Autor tekstu i reżyseria: Andrzej Bartnikowski

Obsada: Sambor Czarnota, Marzena Bergmann, Marta Chyczewska, Zbigniew Zamachowski, Filip Bobek, Sebastian Stankiewicz, Sylwia Karczmarczyk, Przemysław Wasilkowski

Tytułowym „człowiekiem bez twarzy” jest bohater tej czarnej komedii – Rafał, który zdaje się wyznawać w życiu jedną zasadę – spełnia oczekiwania innych wobec swojej osoby i oszukuje wszystkich dokoła.
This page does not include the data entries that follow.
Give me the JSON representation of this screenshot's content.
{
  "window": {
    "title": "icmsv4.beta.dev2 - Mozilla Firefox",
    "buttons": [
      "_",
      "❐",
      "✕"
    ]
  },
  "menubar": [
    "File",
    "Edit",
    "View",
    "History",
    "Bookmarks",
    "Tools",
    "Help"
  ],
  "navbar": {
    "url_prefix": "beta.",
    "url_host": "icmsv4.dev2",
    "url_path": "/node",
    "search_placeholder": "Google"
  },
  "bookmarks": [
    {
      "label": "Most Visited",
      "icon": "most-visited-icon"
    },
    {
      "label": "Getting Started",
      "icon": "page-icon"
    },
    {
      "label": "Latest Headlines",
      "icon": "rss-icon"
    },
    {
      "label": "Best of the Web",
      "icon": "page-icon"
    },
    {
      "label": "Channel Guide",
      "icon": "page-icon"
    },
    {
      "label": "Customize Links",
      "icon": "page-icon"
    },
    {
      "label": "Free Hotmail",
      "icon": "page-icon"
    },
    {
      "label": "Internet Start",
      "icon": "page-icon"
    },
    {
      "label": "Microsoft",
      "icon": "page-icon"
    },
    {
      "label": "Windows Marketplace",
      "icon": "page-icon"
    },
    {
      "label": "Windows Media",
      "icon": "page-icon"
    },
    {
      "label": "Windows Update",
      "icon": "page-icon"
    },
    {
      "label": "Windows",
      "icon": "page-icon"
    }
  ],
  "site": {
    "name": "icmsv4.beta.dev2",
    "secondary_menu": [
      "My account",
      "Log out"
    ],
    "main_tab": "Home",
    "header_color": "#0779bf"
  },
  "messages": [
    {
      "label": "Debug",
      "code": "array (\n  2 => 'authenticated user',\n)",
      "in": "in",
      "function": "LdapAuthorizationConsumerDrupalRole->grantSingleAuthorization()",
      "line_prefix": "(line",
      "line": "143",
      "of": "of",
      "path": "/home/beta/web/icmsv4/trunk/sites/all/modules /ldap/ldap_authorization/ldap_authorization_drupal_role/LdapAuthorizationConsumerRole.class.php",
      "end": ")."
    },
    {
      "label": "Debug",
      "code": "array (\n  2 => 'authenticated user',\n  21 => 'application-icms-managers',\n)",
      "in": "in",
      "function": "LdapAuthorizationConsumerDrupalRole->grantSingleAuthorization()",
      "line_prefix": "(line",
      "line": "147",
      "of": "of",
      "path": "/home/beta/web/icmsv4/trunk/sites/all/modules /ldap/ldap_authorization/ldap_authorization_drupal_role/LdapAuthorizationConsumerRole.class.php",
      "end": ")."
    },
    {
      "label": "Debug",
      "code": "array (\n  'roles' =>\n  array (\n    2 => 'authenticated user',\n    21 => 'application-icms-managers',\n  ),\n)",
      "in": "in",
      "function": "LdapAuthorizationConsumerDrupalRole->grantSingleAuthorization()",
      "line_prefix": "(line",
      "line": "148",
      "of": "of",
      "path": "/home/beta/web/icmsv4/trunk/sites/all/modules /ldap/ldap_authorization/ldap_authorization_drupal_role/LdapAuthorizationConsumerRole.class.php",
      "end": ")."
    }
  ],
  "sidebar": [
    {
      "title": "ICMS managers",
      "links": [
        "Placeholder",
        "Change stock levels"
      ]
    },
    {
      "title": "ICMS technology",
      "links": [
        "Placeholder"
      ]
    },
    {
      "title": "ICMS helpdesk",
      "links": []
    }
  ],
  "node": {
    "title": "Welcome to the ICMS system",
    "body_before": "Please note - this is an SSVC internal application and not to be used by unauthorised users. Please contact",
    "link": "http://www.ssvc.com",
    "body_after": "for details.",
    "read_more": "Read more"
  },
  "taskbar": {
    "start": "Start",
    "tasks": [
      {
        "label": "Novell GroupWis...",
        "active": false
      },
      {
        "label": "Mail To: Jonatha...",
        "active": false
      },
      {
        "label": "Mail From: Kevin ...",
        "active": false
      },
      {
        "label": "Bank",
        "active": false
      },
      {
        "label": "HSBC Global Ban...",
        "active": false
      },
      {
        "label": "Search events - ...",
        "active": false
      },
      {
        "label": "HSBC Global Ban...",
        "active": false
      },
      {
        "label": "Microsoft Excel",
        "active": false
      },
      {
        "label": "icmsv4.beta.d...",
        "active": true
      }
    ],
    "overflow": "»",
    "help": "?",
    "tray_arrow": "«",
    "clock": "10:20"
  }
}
Uwodzi pracownicę banku, w którym pragnie zaciągnąć duży kredyt dla swej firmy, tylko dlatego, że wyczuwa, że ta tego pragnie. Oszukuje żonę, a gdy ta odkrywa jego zdradę –stara się ratować swe małżeństwo tylko dlatego, że tak wypada. Niezmiennie posługuje się kłamstwem także w działalności biznesowej – prowadzi firmę sprzedająca przez internet buble zamiast markowych towarów, bo uważa, że klienci chcą być oszukiwani płacąc połowę ceny i wierząc, że kupują pełnowartościowy produkt. I wszystko może trwałoby nadal na niezmiennych zasadach, gdyby nie pojawiła się pewna niewygodna okoliczność: ciało Rafała buntuje się i bohater mdleje zawsze wtedy, gdy… kłamie. Ta przypadłość staje się z jednej strony źródłem komicznych sytuacji, z drugiej jednak skłania bohatera do refleksji nad swym dotychczasowym, opartym na kłamstwie, życiem.

„Nie ma”

Autor: Malina Prześluga,

Reżyseria: Natalia Sołtysik,

Obsada: Wiktor Loga – Skarczewski, Dorota Pomykała, Marta Ojrzyńska, Lech Łotocki, Agnieszka Roszkowska, Małgorzata Hajewska – Krzysztofik, Anna Gorajska

Malina Prześluga nazywa konwencję, w której napisała swoją sztukę, „pseudorealizmem”. Chcąc napisać sztukę o polskiej wsi, autorka musiała zmierzyć się z dwiema „nieprawdami”, jakie obowiązują dziś na temat wsi. Jedna – to ukazywanie wsi, jako siedliska wszelkiego zła, biedy, deprawacji, patologii i obciachu. Druga – to idylliczny wizerunek zdrowej, cichej i ekologicznej wsi, będącej miejscem pożądania klasy średniej większych miast. Demaskując oba te mity, autorka postanowiła napisać czystą nieprawdę podszywającą się pod prawdę. Groteskowa fabuła i forma pozwala uzmysłowić widzowi, jak płaskie i pozbawione szacunku bywa dzisiaj myślenie o współczesnej polskiej wsi i jak nieprawdziwy jest jej obraz choćby we współczesnym dramacie, czy filmie. Takiej wsi polskiej, jaką próbują nam wmówić dzisiejsi twórcy, po prostu nie ma! – zdaje się twierdzić autorka sztuki.

„Gardenia”

Autor tekstu: Elżbieta Chowaniec

Reżyseria: Wojciech Urbański

Obsada: Aneta Todorczuk – Perchuć, Agnieszka Przepiórska, Magdalena Górska, Hanna Konarowska, Elżbieta Chowaniec

Portret czterech kobiet z jednej krakowskiej rodziny. Historia matki, córki, wnuczki i prawnuczki, które oprócz więzów krwi łączy coś jeszcze – alkoholowy nałóg. Temat przekazywanych w sztafecie pokoleń uzależnień posłużył autorce do stworzenia obrazu społeczeństwa od lat trzydziestych do dnia dzisiejszego. To sztuka nie tylko o społecznej pladze alkoholizmu. To okrutne w swym realizmie zaprzeczenie romantycznej wizji kobiety, jako bogini ogniska domowego i strażniczki narodowych wartości.